Da un suo libro, Giancarlo De Cataldo ha tratto con Graziano Diana un interessante documentario sul “Presidente più amato dagli italiani”, che a distanza di tre decenni resta un modello di buona politica e integrità morale. Con varie testimonianze: Napolitano e Bonino, Lerner e Scalfari, Venditti e Zoff
Pertini – Il combattente ripercorre le tappe più significative nella biografia del Presidente della Repubblica più amato dagli italiani: un cittadino di impareggiabile coerenza, socialista per tutta la vita, antifascista indomabile, esiliato e pluricarcerato durante il ventennio mussoliniano, infine partigiano, dirigente politico e protagonista della nuova Repubblica fino a diventarne il settimo presidente, dal 1978 al 1985. Uno spaccato di vita pubblica e personale raccontato con linguaggi diversi, dal documentario alla fiction, fino alla riflessione storica e pedagogica. Un ritratto mai convenzionale di un grande combattente, appunto, che ha attraversato il Novecento e le sue più laceranti contraddizioni: due guerre mondiali, il fascismo, il terrorismo. Ma anche le speranze del boom economico, e di una nuova geografia mondiale che si affacciava a metà degli anni ’80.
Il docufilm è stato scritto e diretto da Graziano Diana e Giancarlo De Cataldo, autore del libro Il combattente – Come si diventa Pertini da cui il film è tratto, qui anche narratore, in sottofondo alle immagini, della vita di Pertini, ricostruita poi attraverso i racconti di testimoni politici illustri o giornalisti di nome, come Giorgio Napolitano, Emma Bonino, Gad Lerner, Eugenio Scalfari, e di personaggi dello spettacolo e dello sport come Antonello Venditti, Ricky Tognazzi e Dino Zoff.
I due registi creano un ensemble di racconti e aneddoti che ci portano ad esultare con il Presidente per il trionfo dell’Italia ai Mondiali di calcio del 1982, e a giocare a scopone sull’aereo del ritorno con Enzo Bearzot, Franco Causio e Dino Zoff. Assistiamo agli innumerevoli incontri con gli alunni delle varie scuole che andavano a fargli visita al Quirinale, perché Pertini era solito sottolineare l’importanza del dialogo con i giovani. Ma conosciamo anche un Presidente più intimo, che racconta il suo rapporto con la moglie Carla Voltolina, incontrata ai tempi della guerra partigiana.
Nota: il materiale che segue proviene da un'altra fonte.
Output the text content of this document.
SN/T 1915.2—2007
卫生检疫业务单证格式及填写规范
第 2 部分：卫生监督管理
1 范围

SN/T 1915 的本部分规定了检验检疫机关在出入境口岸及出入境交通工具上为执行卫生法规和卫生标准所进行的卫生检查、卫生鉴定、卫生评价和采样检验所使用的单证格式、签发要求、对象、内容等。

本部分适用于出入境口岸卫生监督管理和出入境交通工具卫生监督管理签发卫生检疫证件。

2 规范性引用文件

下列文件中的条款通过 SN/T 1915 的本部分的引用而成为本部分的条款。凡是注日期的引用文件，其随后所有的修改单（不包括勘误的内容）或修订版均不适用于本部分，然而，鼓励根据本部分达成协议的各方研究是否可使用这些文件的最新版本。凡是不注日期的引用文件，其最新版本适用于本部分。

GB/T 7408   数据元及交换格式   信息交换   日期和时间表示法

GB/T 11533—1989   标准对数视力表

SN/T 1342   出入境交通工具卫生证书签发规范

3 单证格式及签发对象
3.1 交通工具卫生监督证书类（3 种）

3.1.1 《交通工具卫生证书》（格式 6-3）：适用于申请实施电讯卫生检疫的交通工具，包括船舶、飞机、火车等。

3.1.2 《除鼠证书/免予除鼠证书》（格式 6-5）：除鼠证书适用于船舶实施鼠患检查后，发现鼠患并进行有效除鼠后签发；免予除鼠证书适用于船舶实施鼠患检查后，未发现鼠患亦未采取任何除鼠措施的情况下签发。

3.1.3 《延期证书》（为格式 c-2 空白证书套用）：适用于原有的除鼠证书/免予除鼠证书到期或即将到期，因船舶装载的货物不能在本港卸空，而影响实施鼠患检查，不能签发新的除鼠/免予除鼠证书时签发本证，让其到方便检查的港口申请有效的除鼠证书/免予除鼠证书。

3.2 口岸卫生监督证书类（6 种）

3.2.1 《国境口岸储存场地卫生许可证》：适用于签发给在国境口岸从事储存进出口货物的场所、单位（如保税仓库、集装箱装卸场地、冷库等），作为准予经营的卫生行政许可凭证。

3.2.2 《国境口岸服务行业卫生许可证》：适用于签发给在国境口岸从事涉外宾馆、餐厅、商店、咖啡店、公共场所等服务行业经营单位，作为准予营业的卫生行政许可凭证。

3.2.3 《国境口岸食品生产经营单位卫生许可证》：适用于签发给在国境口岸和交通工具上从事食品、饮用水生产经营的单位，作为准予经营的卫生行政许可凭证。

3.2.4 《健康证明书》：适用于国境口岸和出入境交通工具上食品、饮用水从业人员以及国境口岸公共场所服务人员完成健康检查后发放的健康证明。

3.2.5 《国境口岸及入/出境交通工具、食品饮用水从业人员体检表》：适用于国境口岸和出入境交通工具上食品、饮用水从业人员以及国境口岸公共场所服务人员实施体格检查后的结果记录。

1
E ci commuoviamo con lui guardando le bare delle vittime della strage fascista alla stazione di Bologna del 1980, o di fronte al pozzo artesiano dove l’anno dopo trovò la morte il piccolo Alfredino Rampi, tragedia che tutta l’Italia poté assistere in una pionieristica ma discutibile diretta televisiva durata 18 ore, che stravolse per sempre il rapporto fra informazione e spettacolo.
Il documentario, focalizzato soprattutto sul periodo presidenziale, non tralascia però la sua vita precedente: l’adesione al Partito Socialista di Turati nel primo dopoguerra, l’opposizione al fascismo per cui venne perseguitato e costretto all’esilio in Francia, la cattura e l’incarcerazione dal 1929 fino alla caduta del regime, nel 1943. E subito dopo il suo ruolo di dirigente all’interno del Comitato di Liberazione Nazionale, l’arresto da parte delle SS e l’evasione dal carcere di Regina Coeli, assieme a Giuseppe Saragat, che gli permise di evitare la condanna a morte.
Emergono chiaramente dal film l’opposizione convinta di Pertini al Duce e la sua grande integrità morale, e l’intransigenza dimostrata quando, durante i giorni del carcere, si infuriò con la madre per la richiesta di grazia, fatta a Mussolini, a favore del figlio. L’episodio viene riproposto nel film grazie ad alcuni fotogrammi della pellicola Il giovane Pertini, realizzata da Franco Rossi nel 1993, dove a interpretare il futuro Presidente era l’allora sconosciuto Maurizio Crozza.
Attraverso il montaggio di classici spezzoni di repertorio Rai, ma anche usando linguaggi innovativi come la graphic novel, Pertini – Il combattente, supportato da un’interessante colonna sonora di artisti di generi ed epoche diverse, ricostruisce le pagine salienti della vita del settimo Presidente della Repubblica Italiana in una chiave un po’ pop: adatta a chi questo aggettivo se l’è visto affibbiare all’età di ottant’anni.